Dairokuten Maou (a.k.a. Mara) – Dairokuten Maou, or Mara, is my desire, lust, and questing for pleasure, and maybe my emphasis on it. The name means “Demon King of the Sixth Heaven” and comes from a demon lord who appears in the Gohonzon Mandala in Japanese Buddhism. The deity resides in the highest of the six desire, or lust, realms and is the personification of lust, desire, and worldly pleasures and pursuits. This obviously relates to my embracing of desire, lust, and worldly passions rather than denying them. But, he’s also tender, because love relates to desire, and love is tender.

Asura Matsuda (a.k.a. Asura) – Asura is my quest for strength and power, and valuing of it, and also confident, strong will. You probably know Asura comes from Hinduism and Buddhism, and refers to power-hungry divinities. But the name Asura Matsuda is of my own thinking, a version of the name Ahura Mazda, whose name comes from Asura, thus bringing Asura and Ahura Mazda together. This brings an association with fire, which Ahura Mazda was associated with, and a righteous flame against evil. Thus he is a god of power, might, fire, light, strong will, and righteous flame. Like Chi You, he represents a warrior’s spirit.

Shiva – Shiva is my pursuit of Chaos, of rawness, of primal ecstasy, and of creation, and also energy. We all know Shiva is from Hinduism. He is a free spirit. His power is pretty much without equal. He is creation and destruction. He is very potent, and sexual. Passionate and spiritual. I detach Shiva from whatever ascetic associations he has to envision the life-filled, passionate, wild, yet noble deity he is, aligned with both spiritual and material ecstasy. He is my fascination with creation, and destruction, and my fixation on the raw, primal, and energetic, though as an energetic person I can relate to Asura Matsuda as well as Shiva.

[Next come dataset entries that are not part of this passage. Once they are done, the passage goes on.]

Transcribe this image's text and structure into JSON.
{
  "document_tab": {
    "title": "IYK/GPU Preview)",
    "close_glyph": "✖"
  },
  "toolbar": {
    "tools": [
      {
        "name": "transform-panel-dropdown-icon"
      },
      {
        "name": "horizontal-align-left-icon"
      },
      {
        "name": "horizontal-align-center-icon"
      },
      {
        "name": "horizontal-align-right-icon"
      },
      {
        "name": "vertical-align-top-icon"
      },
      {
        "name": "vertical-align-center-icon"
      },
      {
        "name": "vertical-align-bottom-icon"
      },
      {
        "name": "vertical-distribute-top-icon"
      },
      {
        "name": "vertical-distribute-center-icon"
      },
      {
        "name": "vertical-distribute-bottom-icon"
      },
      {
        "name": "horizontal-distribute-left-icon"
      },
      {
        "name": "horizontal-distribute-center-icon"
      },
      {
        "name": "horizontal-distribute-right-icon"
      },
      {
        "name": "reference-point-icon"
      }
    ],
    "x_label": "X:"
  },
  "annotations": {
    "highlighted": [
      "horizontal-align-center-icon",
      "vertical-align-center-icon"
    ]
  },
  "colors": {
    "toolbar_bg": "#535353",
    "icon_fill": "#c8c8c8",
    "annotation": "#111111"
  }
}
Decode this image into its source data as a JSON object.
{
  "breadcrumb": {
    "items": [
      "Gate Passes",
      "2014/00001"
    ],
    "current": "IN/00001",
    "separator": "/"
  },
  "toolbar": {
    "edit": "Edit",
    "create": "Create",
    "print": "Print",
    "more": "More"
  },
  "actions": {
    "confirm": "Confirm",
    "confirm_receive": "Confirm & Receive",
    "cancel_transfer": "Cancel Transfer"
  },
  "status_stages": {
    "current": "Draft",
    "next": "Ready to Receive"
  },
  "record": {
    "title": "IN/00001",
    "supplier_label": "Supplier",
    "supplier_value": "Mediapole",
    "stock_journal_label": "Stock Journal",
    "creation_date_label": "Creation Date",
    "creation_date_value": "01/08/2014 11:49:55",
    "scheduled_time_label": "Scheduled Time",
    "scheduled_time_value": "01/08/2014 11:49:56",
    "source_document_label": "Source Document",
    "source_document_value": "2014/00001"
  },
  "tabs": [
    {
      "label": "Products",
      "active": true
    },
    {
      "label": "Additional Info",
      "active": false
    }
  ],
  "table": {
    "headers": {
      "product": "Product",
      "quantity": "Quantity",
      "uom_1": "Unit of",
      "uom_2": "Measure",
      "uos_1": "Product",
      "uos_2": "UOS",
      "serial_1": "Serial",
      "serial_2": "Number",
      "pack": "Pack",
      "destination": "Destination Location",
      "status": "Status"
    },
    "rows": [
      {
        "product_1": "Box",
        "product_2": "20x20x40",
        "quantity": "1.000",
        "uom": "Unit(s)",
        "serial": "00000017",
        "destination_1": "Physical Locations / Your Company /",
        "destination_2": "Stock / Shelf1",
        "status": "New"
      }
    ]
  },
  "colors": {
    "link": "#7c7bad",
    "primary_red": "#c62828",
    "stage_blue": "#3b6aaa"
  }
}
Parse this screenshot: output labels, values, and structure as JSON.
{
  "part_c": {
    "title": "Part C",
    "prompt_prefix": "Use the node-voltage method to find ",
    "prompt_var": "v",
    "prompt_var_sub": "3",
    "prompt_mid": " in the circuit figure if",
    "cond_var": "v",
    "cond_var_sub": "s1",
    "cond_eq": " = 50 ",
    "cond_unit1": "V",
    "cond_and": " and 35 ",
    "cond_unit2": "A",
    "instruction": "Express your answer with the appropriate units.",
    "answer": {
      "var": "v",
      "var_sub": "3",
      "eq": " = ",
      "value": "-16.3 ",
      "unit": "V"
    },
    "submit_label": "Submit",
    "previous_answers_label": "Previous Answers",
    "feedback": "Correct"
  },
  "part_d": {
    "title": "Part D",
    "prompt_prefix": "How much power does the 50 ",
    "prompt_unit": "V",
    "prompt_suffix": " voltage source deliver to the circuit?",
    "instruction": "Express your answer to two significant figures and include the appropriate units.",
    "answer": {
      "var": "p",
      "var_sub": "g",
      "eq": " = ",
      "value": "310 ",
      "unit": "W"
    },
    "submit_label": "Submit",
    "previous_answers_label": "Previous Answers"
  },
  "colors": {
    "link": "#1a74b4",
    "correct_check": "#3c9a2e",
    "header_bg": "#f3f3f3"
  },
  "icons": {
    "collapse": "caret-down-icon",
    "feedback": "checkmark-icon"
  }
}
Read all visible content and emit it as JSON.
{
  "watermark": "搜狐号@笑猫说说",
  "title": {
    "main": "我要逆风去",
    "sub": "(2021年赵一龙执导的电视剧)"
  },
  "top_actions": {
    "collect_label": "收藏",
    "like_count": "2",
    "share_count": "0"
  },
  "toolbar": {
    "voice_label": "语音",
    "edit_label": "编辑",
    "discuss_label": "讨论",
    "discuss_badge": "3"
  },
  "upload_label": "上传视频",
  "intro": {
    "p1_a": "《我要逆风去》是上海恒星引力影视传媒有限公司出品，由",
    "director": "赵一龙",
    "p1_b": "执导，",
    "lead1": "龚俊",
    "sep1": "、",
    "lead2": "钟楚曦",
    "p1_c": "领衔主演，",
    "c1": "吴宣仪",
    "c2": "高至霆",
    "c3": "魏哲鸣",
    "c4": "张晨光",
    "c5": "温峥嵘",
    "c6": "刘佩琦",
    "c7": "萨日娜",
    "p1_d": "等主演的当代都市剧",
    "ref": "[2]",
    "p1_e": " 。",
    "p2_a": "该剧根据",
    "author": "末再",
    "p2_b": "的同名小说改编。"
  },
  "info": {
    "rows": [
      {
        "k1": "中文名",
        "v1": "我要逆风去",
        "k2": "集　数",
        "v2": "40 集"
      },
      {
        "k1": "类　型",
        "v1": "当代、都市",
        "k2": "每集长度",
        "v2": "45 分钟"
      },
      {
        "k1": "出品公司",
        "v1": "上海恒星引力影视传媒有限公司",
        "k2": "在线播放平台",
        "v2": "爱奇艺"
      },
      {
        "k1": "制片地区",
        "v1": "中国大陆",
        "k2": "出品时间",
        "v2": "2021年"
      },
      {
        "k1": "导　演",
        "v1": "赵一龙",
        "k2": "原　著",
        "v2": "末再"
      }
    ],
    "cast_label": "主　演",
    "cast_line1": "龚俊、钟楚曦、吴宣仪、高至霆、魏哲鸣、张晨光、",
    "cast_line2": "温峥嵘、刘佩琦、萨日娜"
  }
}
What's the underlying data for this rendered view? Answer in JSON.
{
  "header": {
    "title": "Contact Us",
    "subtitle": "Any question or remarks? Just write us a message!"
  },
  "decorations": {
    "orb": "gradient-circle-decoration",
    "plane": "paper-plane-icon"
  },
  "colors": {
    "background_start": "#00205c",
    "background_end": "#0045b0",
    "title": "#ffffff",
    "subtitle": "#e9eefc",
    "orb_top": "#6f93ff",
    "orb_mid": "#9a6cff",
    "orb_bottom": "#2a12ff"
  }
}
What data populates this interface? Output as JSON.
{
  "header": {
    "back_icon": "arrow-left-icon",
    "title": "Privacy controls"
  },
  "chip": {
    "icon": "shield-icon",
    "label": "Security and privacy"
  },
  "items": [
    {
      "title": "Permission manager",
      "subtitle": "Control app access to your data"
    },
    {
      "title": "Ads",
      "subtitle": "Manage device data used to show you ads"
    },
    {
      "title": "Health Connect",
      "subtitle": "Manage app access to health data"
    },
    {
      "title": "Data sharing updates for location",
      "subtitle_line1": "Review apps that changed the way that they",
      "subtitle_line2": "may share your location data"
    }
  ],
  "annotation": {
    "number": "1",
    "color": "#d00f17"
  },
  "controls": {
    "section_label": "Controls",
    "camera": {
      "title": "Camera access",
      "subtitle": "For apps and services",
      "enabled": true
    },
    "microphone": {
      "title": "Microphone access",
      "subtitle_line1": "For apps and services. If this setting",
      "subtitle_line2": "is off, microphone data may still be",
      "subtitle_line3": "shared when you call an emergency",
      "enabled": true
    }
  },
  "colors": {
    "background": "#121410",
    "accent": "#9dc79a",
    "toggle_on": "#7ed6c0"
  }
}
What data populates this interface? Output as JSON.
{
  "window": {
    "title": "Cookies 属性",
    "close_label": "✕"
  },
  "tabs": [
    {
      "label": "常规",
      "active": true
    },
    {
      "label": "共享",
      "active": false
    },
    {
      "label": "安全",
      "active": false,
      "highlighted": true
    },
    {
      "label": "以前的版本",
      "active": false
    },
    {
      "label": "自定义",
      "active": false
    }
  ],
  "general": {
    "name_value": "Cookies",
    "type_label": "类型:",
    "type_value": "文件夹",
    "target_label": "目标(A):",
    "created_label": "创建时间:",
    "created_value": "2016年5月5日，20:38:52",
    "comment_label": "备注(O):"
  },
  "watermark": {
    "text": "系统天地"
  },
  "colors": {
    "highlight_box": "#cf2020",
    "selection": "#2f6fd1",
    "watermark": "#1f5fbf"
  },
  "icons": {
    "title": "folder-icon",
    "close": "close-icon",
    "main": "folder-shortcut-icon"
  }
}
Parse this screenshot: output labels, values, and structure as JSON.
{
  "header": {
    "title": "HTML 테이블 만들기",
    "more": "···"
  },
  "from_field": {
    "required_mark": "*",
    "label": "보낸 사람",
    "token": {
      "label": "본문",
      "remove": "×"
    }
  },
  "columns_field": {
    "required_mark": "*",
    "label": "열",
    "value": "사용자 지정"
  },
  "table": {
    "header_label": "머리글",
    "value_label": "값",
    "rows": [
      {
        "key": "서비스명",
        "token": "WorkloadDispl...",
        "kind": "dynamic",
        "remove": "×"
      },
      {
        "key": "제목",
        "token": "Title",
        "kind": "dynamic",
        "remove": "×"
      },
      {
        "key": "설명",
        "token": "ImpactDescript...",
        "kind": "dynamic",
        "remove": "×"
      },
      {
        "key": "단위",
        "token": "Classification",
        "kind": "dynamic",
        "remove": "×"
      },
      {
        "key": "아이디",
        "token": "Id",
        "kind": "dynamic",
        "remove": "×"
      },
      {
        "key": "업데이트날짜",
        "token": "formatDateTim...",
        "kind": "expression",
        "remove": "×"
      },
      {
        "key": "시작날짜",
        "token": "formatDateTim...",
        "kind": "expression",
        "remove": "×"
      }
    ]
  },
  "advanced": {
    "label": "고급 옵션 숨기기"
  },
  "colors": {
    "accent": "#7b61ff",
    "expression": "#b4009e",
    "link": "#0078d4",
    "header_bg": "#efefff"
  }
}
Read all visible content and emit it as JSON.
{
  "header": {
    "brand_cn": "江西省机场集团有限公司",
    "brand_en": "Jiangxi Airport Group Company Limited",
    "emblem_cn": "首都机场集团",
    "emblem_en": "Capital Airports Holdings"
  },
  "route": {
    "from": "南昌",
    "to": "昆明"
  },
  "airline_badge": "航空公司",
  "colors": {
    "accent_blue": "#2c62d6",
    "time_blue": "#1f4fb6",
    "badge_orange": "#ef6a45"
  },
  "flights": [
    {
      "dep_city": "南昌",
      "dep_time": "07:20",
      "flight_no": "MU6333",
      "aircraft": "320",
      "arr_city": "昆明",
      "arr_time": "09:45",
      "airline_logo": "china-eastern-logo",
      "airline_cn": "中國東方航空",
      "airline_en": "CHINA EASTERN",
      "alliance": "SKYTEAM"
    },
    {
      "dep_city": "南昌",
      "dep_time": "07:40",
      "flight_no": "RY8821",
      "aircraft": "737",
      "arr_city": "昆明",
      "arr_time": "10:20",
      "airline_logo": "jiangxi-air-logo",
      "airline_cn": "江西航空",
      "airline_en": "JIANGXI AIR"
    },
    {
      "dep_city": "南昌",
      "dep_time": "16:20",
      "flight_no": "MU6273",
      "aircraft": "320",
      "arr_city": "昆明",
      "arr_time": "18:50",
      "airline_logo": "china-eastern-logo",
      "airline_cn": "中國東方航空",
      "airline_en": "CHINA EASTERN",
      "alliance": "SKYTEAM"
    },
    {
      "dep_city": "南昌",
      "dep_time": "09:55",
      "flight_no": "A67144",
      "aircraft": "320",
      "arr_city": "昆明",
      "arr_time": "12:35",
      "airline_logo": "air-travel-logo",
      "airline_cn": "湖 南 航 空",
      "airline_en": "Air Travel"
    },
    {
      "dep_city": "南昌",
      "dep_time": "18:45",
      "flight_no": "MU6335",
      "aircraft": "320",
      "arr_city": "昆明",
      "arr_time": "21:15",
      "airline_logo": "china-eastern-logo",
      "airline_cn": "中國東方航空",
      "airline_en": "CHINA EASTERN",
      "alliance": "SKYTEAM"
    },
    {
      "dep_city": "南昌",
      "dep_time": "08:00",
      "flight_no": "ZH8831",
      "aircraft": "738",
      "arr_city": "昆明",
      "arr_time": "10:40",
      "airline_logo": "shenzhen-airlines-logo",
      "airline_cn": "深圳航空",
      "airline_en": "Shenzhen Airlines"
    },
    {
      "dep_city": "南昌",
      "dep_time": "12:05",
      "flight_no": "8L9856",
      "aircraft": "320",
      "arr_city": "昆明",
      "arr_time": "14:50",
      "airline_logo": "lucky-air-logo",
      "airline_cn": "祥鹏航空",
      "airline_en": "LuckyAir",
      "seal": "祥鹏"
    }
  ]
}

Beelzebub (a.k.a. Ba’al, Bel) – He is my alignment towards Chaos, and the freedom and individuality it represents. This Beelzebub is the bringing to together of Baal/Bel, Satan, Lucifer, and Beelzebub. Before Satan was the name of the Christian devil, Rabbinical texts mention a entity named Baal-Zebub (Beelzebub) as the chief rival of “God”, or Yahweh. Thus, Beelzebub is the original adversary of Order and oppression, and the advocate of Chaos and freedom. Since he is Baal, he is a god of power and fertility. He is the pagan in me, and the Satanist. He is pride, ego, selfhood, and individualism. He is the closest thing to the Satan ideal. The supreme advocate of Chaos, save only for Lucifer himself. He shares some traits with Dairokuten Maou, but in a more unique flair. He has an occult flair, and thus represents occult/mystic pursuits.

Kartikeya (a.k.a. Murugan) – He is youth, and the will that it never die. In Hinduism, Kartikeya is a son of Shiva and a young deity of war and youth. In my envisioning of him, he is removed of the ascetic associations he sometimes receives, and is like a younger Shiva. Energetic, heroic, adventurous, and ever young, he represents the ideal of the freedom of the spirit. Even if the body should age, my soul will remain strong and youthful, the ideal of Sanat Kumara (another name for him, it means eternal youth).

I must mention Agni. I don’t know if he counts, but he has symbolic importance, as I already talked about.

So there you have it. The six deities who I take up personally as meaningful to me.